I think this was just a "clever" design choice. You can actually design a neural network (NN), to represent your Q function, which receives as input the state and an action and outputs the corresponding Q value. However, to obtain $\max_aQ(s', a)$ (which is a term of the update rule of the Q-learning algorithm) you would need a "forward pass" of this network for each possible action from $s'$. By having a NN that outputs the Q value for each possible action from a given $s'$, you will just need one forward pass of the NN to obtain $\max_aQ(s', a)$, that is, you pick the highest Q value among the outputs of your NN.

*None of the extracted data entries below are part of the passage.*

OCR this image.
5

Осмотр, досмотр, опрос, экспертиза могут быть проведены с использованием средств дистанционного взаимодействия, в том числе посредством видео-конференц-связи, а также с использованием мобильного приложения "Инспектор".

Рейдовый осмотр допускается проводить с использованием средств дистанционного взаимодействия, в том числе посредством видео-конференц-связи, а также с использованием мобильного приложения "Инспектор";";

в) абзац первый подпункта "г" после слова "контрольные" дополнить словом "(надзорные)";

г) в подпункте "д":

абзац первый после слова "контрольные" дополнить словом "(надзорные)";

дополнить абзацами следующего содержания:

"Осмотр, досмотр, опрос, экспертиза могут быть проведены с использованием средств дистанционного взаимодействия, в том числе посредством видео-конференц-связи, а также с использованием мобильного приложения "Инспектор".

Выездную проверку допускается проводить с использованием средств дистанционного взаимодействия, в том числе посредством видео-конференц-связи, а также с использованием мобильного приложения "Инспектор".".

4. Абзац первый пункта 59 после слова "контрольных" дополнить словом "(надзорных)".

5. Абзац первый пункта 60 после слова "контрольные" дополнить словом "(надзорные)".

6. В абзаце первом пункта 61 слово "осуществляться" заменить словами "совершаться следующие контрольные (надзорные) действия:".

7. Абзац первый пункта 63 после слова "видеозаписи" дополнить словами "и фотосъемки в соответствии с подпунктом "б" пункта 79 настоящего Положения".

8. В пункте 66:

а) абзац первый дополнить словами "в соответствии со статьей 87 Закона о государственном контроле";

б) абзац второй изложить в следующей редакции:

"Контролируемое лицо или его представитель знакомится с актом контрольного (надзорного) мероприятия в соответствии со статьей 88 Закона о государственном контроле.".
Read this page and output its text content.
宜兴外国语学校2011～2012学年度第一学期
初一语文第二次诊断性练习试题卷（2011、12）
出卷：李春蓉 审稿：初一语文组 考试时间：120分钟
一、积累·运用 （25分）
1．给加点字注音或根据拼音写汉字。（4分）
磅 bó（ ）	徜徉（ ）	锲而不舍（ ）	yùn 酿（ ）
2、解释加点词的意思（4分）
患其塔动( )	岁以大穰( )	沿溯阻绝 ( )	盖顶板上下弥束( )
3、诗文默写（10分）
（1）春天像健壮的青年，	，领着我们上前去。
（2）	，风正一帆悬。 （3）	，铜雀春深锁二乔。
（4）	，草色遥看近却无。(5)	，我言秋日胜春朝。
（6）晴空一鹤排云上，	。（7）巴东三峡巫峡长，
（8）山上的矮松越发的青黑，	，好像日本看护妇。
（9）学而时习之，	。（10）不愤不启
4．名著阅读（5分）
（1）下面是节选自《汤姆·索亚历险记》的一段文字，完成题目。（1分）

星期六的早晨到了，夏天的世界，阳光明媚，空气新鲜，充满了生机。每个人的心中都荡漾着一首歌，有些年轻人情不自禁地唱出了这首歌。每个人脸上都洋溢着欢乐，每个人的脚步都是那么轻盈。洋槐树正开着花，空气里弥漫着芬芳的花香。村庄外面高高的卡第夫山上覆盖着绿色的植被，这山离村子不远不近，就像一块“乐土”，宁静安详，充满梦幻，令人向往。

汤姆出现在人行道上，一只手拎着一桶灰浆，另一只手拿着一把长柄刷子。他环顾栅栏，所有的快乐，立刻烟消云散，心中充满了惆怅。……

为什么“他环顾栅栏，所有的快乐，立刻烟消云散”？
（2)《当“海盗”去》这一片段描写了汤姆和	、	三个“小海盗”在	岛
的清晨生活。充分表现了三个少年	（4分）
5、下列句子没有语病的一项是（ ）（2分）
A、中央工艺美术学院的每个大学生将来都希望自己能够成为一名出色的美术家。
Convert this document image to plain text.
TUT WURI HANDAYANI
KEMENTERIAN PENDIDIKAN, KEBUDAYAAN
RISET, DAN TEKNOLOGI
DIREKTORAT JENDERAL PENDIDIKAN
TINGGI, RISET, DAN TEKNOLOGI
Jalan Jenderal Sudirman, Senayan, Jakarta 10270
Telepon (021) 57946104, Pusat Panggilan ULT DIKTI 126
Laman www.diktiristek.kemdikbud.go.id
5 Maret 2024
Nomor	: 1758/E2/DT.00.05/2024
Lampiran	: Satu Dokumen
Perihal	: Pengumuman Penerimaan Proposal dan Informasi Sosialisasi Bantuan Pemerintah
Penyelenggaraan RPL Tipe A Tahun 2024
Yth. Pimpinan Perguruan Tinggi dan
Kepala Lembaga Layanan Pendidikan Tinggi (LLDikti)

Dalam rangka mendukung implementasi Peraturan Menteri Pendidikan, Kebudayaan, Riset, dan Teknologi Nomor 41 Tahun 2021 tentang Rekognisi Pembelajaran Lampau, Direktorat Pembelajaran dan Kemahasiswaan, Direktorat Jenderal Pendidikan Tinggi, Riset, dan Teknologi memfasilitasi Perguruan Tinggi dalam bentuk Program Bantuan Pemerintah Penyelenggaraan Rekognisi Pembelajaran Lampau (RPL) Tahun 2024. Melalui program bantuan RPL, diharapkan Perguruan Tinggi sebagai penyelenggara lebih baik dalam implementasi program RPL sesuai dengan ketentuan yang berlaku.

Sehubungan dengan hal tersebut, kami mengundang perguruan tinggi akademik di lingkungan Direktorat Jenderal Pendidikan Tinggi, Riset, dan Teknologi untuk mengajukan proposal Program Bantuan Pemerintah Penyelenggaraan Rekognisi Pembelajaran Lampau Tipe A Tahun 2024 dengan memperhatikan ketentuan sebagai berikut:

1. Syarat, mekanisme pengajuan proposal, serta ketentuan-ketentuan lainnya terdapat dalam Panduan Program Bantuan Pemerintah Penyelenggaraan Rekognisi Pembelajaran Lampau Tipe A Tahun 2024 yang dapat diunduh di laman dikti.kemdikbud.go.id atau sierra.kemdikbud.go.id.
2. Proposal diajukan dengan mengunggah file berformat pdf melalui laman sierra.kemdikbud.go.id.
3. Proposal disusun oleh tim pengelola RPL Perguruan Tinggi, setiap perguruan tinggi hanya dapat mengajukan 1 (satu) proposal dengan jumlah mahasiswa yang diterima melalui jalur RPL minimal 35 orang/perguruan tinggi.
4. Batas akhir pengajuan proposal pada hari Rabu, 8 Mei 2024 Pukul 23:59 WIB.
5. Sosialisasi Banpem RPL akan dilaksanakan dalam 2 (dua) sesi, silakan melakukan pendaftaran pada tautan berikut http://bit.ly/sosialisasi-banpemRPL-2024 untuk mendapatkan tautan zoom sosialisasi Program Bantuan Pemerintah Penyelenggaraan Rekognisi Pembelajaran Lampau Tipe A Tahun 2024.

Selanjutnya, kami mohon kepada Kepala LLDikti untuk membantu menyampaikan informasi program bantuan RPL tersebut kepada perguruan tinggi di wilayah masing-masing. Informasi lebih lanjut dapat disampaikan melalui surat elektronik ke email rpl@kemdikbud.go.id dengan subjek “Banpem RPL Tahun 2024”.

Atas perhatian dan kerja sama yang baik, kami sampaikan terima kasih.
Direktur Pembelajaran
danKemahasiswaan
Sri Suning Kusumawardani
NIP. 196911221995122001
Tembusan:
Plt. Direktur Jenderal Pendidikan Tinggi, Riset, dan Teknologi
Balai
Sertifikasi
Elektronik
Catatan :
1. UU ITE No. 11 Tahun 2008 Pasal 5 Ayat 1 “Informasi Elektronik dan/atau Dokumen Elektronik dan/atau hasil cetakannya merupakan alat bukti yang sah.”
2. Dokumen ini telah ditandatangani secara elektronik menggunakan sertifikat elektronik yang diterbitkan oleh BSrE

In the paper A Brief Survey of Deep Reinforcement Learning (by Kai Arulkumaran, Marc Peter Deisenroth, Miles Brundage and Anil Anthony Bharath), at page 7, section "Value functions" (and subsection "Function Approximation and the DQN"), it's written
It was designed such that the final fully connected layer outputs $Q^\pi(s,\cdot)$ for all action values in a discrete set of actions — in this case, the various directions of the joystick and the fire button. This not only enables the best action, $\text{argmax}_a Q^\pi(s, a)$, to be chosen after a single forward pass of the network, but also allows the network to more easily encode action-independent knowledge in the lower, convolutional layers.